According to the Center for Disease Control (CDC), non-alcoholic fatty liver disease is the most common cause of liver disease in the country and is estimated to affect up to 25% of adults in the world. It’s defined by excess fat accumulation in the liver and usually occurs in individuals with obesity, high blood sugar (such as those diagnosed with diabetes), abnormal cholesterol and triglyceride levels, or high blood pressure. These disorders often come in a cluster — a diagnosable condition referred to as metabolic syndrome. The term “non-alcoholic” is essential in distinguishing it from alcohol-related liver disease, which can also cause excess liver fat.

Here’s what you should know regarding fatty liver disease:

How Weight Loss Can Affect Non-Alcoholic Fatty Liver Disease

How Weight Loss Prevents Complications Of Fatty Liver

In some instances, excess fat sits in the liver but may not cause liver damage. However, in about one in 20 individuals, excess liver fat triggers chronic liver inflammation (a condition called non-alcoholic steatohepatitis, or NASH). For overweight or obese individuals, the ideal treatment for NASH is weight loss.

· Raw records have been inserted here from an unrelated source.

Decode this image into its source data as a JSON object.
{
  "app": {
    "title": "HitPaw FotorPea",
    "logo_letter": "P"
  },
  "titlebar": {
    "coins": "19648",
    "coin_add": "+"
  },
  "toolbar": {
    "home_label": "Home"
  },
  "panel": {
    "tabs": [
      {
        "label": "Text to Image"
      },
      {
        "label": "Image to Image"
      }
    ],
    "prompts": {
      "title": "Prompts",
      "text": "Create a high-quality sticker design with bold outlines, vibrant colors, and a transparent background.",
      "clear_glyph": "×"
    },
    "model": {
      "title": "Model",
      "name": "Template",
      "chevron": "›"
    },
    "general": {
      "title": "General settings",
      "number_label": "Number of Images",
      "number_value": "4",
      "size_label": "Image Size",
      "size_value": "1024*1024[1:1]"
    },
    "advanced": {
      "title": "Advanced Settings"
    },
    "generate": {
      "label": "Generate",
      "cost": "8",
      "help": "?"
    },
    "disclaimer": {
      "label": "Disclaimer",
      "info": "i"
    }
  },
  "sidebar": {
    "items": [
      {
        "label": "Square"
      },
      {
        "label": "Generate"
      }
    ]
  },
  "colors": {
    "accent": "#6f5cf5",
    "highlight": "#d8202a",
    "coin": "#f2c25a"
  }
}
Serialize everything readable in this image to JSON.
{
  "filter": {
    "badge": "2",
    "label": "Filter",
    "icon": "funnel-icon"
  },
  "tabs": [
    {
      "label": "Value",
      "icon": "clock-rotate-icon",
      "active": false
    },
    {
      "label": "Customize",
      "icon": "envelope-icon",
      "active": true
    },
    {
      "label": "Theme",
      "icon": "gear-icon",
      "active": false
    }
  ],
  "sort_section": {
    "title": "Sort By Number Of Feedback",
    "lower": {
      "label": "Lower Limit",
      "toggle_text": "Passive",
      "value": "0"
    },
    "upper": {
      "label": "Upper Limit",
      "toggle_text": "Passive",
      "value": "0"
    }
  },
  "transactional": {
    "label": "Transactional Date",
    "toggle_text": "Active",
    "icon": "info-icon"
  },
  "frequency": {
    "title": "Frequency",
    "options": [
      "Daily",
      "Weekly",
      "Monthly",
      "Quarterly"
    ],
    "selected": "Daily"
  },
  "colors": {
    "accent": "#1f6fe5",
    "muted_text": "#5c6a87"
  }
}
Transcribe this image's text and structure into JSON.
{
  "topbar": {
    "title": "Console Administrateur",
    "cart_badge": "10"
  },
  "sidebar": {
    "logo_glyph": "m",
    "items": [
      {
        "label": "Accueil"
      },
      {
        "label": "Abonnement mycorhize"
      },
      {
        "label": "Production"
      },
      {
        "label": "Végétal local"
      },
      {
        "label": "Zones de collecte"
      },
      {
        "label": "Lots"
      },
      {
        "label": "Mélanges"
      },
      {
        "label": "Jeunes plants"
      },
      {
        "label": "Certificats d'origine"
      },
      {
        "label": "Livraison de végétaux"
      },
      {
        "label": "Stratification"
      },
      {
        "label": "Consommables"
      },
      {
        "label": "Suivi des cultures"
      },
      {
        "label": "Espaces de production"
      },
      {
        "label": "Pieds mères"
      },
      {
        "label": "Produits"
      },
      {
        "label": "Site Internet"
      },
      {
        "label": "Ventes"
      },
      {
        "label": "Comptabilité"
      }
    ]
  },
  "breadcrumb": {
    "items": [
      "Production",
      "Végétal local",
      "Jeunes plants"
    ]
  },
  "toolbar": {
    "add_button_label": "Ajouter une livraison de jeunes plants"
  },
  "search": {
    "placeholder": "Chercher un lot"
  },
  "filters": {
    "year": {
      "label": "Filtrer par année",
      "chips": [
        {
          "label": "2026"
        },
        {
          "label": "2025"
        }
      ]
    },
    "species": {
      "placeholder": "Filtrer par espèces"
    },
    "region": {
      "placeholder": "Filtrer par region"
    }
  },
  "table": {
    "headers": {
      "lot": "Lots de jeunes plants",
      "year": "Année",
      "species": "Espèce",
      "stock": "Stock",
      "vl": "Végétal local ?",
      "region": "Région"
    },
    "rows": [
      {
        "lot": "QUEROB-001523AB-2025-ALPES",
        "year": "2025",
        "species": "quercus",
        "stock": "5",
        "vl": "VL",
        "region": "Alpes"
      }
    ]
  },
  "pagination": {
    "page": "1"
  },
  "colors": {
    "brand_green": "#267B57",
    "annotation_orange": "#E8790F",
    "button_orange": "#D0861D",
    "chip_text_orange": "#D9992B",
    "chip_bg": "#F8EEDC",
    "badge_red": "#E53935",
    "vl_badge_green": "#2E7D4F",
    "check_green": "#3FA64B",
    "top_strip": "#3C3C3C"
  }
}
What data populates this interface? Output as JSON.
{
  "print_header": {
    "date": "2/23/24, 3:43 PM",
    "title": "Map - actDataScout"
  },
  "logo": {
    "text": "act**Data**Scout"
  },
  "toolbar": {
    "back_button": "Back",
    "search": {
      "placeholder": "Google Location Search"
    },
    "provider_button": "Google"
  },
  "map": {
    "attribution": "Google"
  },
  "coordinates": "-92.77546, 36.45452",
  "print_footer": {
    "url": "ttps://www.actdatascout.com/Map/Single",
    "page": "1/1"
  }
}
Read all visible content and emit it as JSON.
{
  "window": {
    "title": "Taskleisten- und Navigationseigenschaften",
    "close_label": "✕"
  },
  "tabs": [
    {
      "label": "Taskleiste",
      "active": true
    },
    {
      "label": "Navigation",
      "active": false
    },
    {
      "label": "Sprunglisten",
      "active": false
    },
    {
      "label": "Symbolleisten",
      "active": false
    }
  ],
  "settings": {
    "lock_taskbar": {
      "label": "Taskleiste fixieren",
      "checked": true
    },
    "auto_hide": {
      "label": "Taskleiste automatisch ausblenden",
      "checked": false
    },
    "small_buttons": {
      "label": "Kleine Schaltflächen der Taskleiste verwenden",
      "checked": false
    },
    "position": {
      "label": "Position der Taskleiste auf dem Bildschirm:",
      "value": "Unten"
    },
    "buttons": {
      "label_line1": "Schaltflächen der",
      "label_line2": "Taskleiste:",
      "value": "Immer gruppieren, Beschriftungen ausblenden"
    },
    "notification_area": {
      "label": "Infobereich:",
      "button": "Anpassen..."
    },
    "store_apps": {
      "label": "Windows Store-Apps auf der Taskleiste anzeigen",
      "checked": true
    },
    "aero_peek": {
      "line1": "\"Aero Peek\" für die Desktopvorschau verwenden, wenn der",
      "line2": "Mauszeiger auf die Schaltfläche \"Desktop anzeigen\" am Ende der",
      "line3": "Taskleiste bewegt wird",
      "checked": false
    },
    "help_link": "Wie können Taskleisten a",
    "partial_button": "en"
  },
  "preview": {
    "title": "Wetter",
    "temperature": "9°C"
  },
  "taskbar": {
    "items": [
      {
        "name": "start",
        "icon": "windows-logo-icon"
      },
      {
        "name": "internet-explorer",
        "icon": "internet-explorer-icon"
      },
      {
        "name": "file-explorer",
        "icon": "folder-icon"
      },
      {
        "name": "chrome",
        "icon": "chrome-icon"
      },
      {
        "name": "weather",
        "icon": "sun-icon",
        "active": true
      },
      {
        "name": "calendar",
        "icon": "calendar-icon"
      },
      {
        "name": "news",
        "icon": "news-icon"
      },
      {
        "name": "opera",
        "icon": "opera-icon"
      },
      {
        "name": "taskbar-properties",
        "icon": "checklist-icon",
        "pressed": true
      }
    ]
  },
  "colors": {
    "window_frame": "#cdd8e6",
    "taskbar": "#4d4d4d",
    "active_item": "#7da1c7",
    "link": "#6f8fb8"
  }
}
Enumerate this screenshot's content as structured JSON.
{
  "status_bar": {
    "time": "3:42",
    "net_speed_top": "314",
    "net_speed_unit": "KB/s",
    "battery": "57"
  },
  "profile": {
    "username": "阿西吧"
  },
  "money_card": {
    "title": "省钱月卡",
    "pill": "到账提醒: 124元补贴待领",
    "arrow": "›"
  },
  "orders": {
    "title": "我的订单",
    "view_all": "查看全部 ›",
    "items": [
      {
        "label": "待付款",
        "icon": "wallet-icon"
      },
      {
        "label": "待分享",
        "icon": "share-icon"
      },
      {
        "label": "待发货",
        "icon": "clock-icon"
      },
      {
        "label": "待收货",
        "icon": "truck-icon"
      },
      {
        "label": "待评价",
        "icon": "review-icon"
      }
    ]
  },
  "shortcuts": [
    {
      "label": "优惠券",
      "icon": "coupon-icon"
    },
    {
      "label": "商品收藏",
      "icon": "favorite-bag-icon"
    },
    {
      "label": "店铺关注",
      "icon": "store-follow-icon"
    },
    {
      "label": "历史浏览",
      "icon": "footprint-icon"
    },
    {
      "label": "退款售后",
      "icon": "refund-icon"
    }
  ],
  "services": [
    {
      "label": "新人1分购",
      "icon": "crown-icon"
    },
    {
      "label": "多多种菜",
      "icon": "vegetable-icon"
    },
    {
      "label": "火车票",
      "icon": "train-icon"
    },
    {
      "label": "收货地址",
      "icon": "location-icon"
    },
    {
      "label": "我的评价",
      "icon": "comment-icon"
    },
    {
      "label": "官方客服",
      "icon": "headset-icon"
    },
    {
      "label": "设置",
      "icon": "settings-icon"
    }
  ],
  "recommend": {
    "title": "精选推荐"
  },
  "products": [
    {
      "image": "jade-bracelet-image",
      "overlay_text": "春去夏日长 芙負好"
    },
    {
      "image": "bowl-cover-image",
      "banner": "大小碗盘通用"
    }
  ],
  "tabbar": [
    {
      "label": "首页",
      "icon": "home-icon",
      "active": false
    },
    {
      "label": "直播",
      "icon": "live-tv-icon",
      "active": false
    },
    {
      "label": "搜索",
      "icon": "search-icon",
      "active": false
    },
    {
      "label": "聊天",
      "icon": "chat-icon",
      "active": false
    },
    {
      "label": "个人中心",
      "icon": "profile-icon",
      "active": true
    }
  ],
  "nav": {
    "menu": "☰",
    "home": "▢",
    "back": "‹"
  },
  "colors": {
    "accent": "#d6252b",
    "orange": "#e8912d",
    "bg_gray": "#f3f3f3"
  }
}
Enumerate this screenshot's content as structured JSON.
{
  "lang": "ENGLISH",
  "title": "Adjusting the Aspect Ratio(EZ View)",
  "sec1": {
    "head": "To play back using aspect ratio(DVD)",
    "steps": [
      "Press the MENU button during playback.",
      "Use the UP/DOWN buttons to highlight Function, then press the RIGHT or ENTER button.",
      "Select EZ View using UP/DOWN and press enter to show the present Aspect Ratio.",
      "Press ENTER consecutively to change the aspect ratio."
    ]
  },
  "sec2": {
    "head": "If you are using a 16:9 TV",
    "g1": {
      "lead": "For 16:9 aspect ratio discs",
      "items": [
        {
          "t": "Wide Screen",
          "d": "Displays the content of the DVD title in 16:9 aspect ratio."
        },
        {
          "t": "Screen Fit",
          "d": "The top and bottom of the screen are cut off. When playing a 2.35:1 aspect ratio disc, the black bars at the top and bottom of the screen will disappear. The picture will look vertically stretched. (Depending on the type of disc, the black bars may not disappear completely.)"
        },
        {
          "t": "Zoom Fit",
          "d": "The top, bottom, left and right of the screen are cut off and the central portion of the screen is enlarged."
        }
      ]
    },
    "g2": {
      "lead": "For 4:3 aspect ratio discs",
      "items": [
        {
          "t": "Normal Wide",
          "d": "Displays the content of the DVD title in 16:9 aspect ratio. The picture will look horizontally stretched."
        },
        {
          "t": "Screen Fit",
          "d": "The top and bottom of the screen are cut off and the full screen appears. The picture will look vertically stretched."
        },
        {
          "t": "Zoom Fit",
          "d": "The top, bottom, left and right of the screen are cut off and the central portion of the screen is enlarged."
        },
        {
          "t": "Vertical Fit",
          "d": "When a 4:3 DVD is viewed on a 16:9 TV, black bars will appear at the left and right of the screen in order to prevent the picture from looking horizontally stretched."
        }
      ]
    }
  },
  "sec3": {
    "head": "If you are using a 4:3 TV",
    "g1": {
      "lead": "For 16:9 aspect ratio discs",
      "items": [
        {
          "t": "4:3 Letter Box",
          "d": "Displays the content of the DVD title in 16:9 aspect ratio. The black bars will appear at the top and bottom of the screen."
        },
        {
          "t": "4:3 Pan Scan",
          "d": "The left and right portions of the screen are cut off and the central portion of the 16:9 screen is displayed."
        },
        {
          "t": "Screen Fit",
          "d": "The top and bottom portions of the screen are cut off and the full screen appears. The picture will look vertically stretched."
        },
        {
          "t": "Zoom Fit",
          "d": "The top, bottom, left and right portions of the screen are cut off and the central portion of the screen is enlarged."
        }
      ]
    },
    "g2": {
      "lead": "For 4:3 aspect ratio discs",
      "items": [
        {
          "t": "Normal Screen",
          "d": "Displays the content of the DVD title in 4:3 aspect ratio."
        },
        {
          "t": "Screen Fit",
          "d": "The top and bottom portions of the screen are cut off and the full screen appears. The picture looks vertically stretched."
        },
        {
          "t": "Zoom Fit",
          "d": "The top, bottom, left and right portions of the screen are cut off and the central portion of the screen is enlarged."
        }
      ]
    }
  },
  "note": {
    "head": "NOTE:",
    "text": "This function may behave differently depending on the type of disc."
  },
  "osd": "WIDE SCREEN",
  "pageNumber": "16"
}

A landmark study showed losing 10% body weight can reduce liver fat, resolve inflammation, and potentially improve scarring. More recently, in a meta-analysis published in the Journal of the American Medical Association (JAMA) Internal Medicine, researchers combined data from 22 separate studies that randomized patients to a weight-loss intervention or a control arm to take a thorough examination of the effect of weight loss on non-alcoholic fatty liver disease.

This meta-analysis and additional studies confirmed that weight loss via behavioral programs, medication, or surgery could successfully treat NASH. 

Lifestyle’s Role In Good Health

Diet and exercise are primary treatments for non-alcoholic liver disease; in fact, 150 minutes of heart-pumping physical activity a week is recommended. While no diet is regarded as the end-all-be-all of effectiveness, those that emphasize whole foods and vegetables, such as the Meditteranean diet, are excellent options. Regardless of the plan, lifestyle changes should be sustainable.

Non-alcoholic liver disease is rapidly becoming more prevalent as obesity becomes more widespread. It is also a widely-underdiagnosed condition since it usually causes no symptoms. However, increased awareness can lead to early diagnosis and prevention of severe health complications down the road. Fortunately, ongoing research strives to define how to identify those who are at risk and develop new medications to treat NASH.